Mentira: injusta es la idea que nos plantan de una
vida permanente. La muerte es el precio que pagamos para que siga habiendo
vida. Si no muriésemos, no podríamos multiplicarnos. Además del error de creer cuentos
absurdos como que la vida es duradera, que
la vejez es una enfermedad y el progreso puede extenderse hasta el infinito, caemos
en la estupidez de proliferar sin mesura. Ahora pagamos consecuencias y el
futuro se avizora más difícil.
No sería muy descabellado tratar de convencer al mundo
de esta verdad simple: nuestros mayores problemas provienen del exceso de
humanos. Esta demografía desatada, me parece, viene de la misma raíz que la
codicia: más hijos, más propiedades, más amantes; esto es lo que cada humano
ambiciona. El costo, según se ven las tendencias, será la extinción lenta y
dolorosa de la especie.
La vida es un regalo maravilloso, tan grande, que siento
pena por los que no han nacido ni llegarán a gozar de esta riqueza, la de estar
vivos. Pero no sé qué sea peor: la ignorancia de quienes no nacerán o nuestra conciencia
del alto precio que pagamos por dicha tan breve.

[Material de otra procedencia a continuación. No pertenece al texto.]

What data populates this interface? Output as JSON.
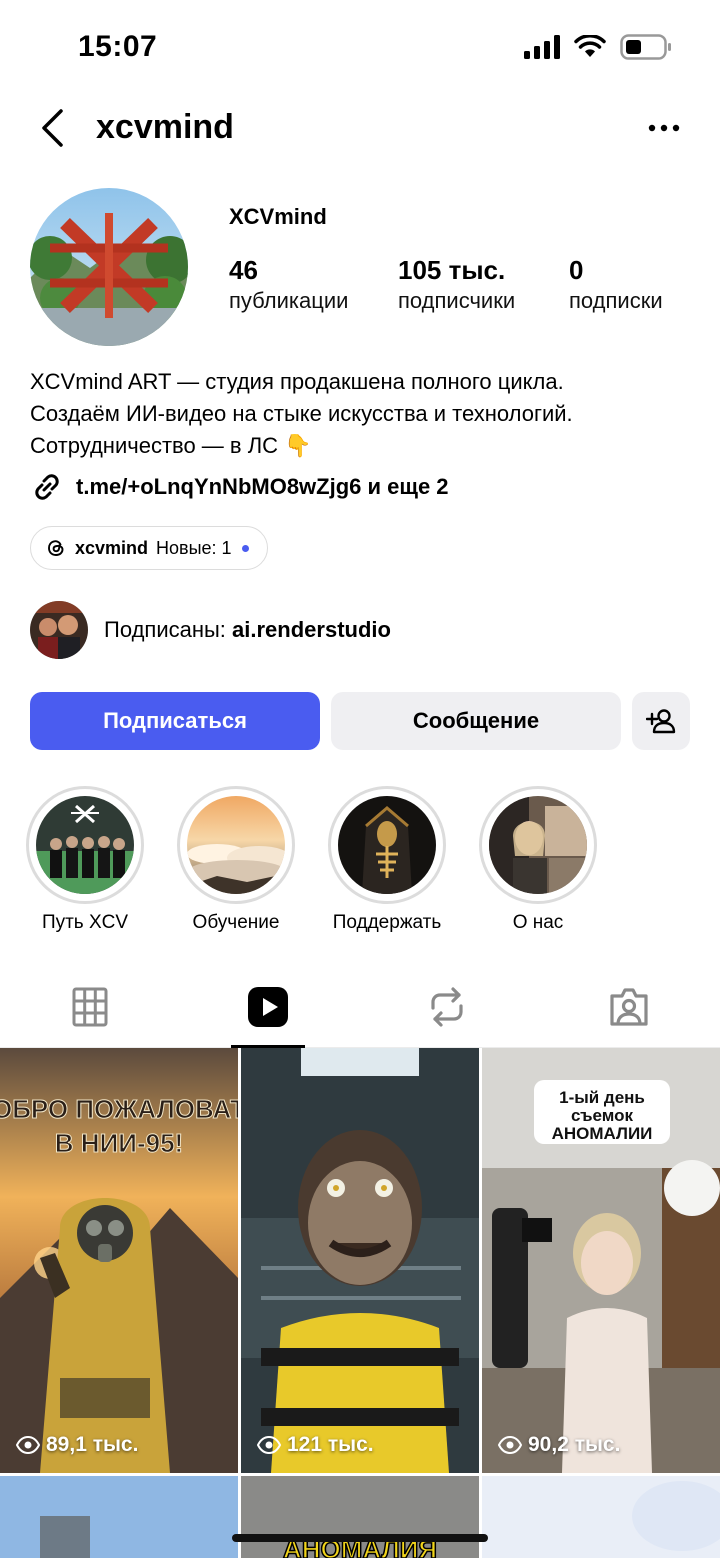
{
  "status_bar": {
    "time": "15:07"
  },
  "header": {
    "username": "xcvmind"
  },
  "profile": {
    "display_name": "XCVmind",
    "stats": [
      {
        "value": "46",
        "label": "публикации"
      },
      {
        "value": "105 тыс.",
        "label": "подписчики"
      },
      {
        "value": "0",
        "label": "подписки"
      }
    ],
    "bio_lines": [
      "XCVmind ART — студия продакшена полного цикла.",
      "Создаём ИИ-видео на стыке искусства и технологий.",
      "Сотрудничество — в ЛС 👇"
    ],
    "link_text": "t.me/+oLnqYnNbMO8wZjg6 и еще 2",
    "threads": {
      "name": "xcvmind",
      "new_label": "Новые: 1"
    },
    "followed_by": {
      "prefix": "Подписаны: ",
      "user": "ai.renderstudio"
    }
  },
  "buttons": {
    "follow": "Подписаться",
    "message": "Сообщение"
  },
  "highlights": [
    {
      "label": "Путь XCV"
    },
    {
      "label": "Обучение"
    },
    {
      "label": "Поддержать"
    },
    {
      "label": "О нас"
    }
  ],
  "grid": {
    "items": [
      {
        "views": "89,1 тыс.",
        "overlay_text": [
          "ДОБРО ПОЖАЛОВАТЬ",
          "В НИИ-95!"
        ]
      },
      {
        "views": "121 тыс."
      },
      {
        "views": "90,2 тыс.",
        "overlay_text": [
          "1-ый день",
          "съемок",
          "АНОМАЛИИ"
        ]
      }
    ],
    "bottom_partial_text": "АНОМАЛИЯ"
  },
  "colors": {
    "accent": "#4a5cf0",
    "secondary_button": "#efeff2"
  }
}
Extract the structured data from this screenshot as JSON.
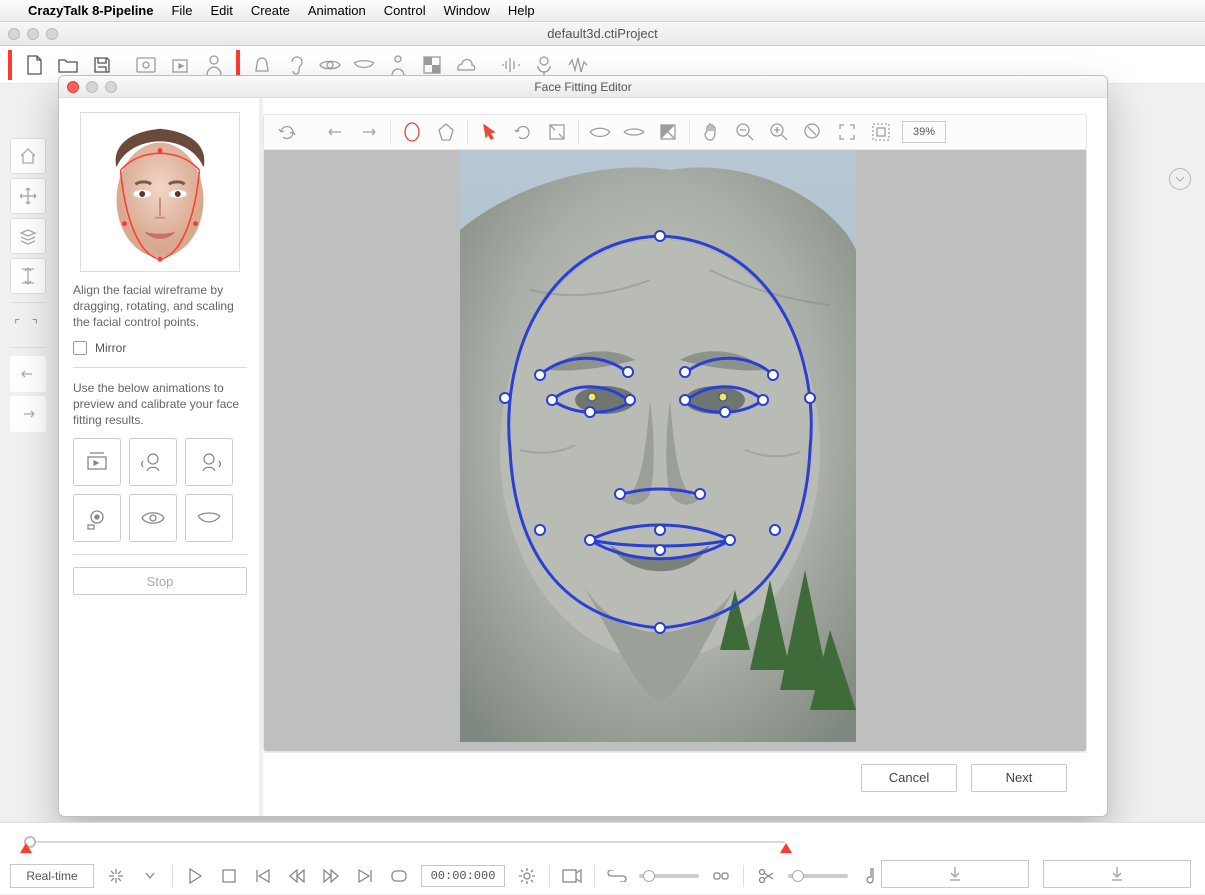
{
  "menubar": {
    "app_name": "CrazyTalk 8-Pipeline",
    "items": [
      "File",
      "Edit",
      "Create",
      "Animation",
      "Control",
      "Window",
      "Help"
    ]
  },
  "project_window": {
    "title": "default3d.ctiProject"
  },
  "modal": {
    "title": "Face Fitting Editor",
    "left_panel": {
      "instruction1": "Align the facial wireframe by dragging, rotating, and scaling the facial control points.",
      "mirror_label": "Mirror",
      "instruction2": "Use the below animations to preview and calibrate your face fitting results.",
      "stop_label": "Stop"
    },
    "toolbar": {
      "zoom": "39%"
    },
    "footer": {
      "cancel": "Cancel",
      "next": "Next"
    }
  },
  "timeline": {
    "mode": "Real-time",
    "timecode": "00:00:000"
  }
}
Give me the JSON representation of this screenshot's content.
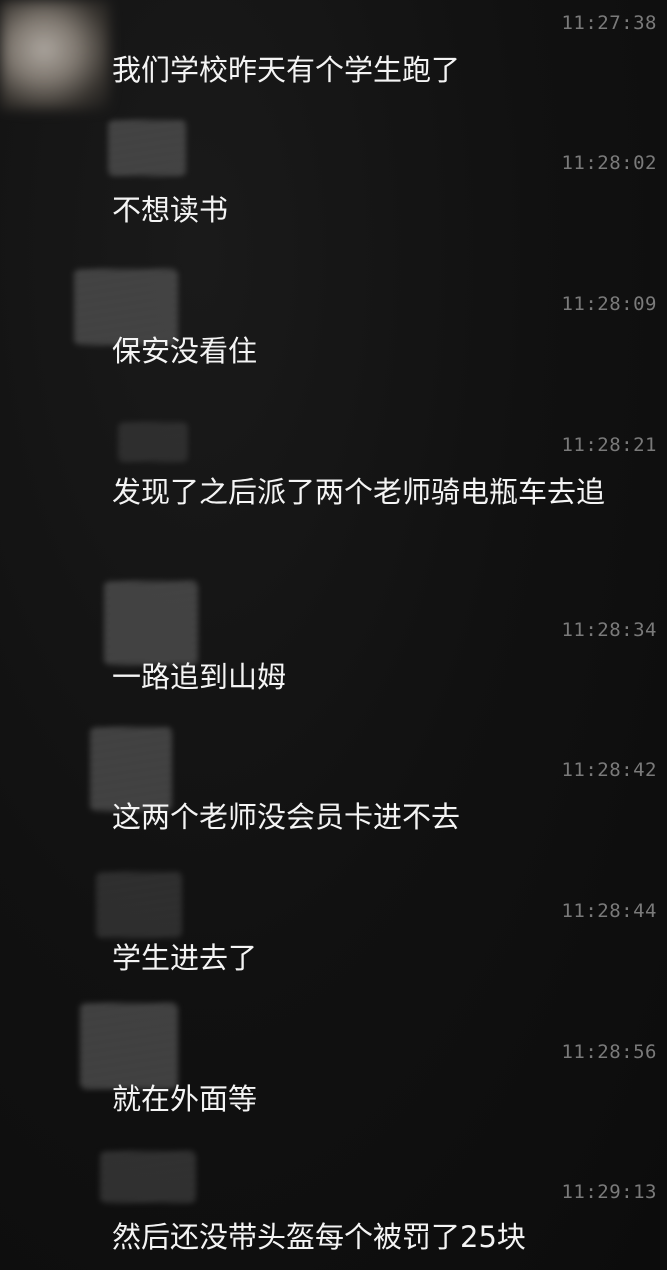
{
  "messages": [
    {
      "time": "11:27:38",
      "text": "我们学校昨天有个学生跑了"
    },
    {
      "time": "11:28:02",
      "text": "不想读书"
    },
    {
      "time": "11:28:09",
      "text": "保安没看住"
    },
    {
      "time": "11:28:21",
      "text": "发现了之后派了两个老师骑电瓶车去追"
    },
    {
      "time": "11:28:34",
      "text": "一路追到山姆"
    },
    {
      "time": "11:28:42",
      "text": "这两个老师没会员卡进不去"
    },
    {
      "time": "11:28:44",
      "text": "学生进去了"
    },
    {
      "time": "11:28:56",
      "text": "就在外面等"
    },
    {
      "time": "11:29:13",
      "text": "然后还没带头盔每个被罚了25块"
    }
  ]
}
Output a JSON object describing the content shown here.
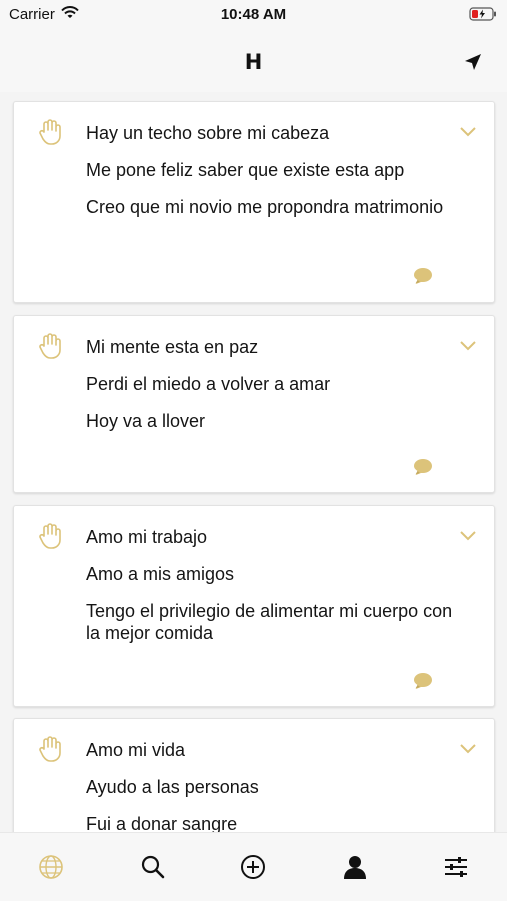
{
  "status_bar": {
    "carrier": "Carrier",
    "time": "10:48 AM"
  },
  "header": {
    "logo": "H"
  },
  "colors": {
    "accent": "#dcc37a",
    "icon": "#111111"
  },
  "cards": [
    {
      "lines": [
        "Hay un techo sobre mi cabeza",
        "Me pone feliz saber que existe esta app",
        "Creo que mi novio me propondra matrimonio"
      ]
    },
    {
      "lines": [
        "Mi mente esta en paz",
        "Perdi el miedo a volver a amar",
        "Hoy va a llover"
      ]
    },
    {
      "lines": [
        "Amo mi trabajo",
        "Amo a mis amigos",
        "Tengo el privilegio de alimentar mi cuerpo con la mejor comida"
      ]
    },
    {
      "lines": [
        "Amo mi vida",
        "Ayudo a las personas",
        "Fui a donar sangre"
      ]
    }
  ],
  "tab_bar": {
    "selected": "globe-icon"
  }
}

Recuerdo estos versos del venezolano Miguel Otero
Silva:
“Mientras
los niños mueran
yo no
logro entender la misión de la muerte”.
(Tres
variaciones alrededor de la muerte)
La misión de la muerte es barrer de la calle lo bueno
y lo malo, lo perverso y lo puro. La misión de la vida es traernos de nuevo lo
mismo: lo extraordinario junto a lo insulso, la codicia y la generosidad, lo
ajeno y lo propio. Una y otra misiones completan algún mandato supremo de no
imposible comprensión.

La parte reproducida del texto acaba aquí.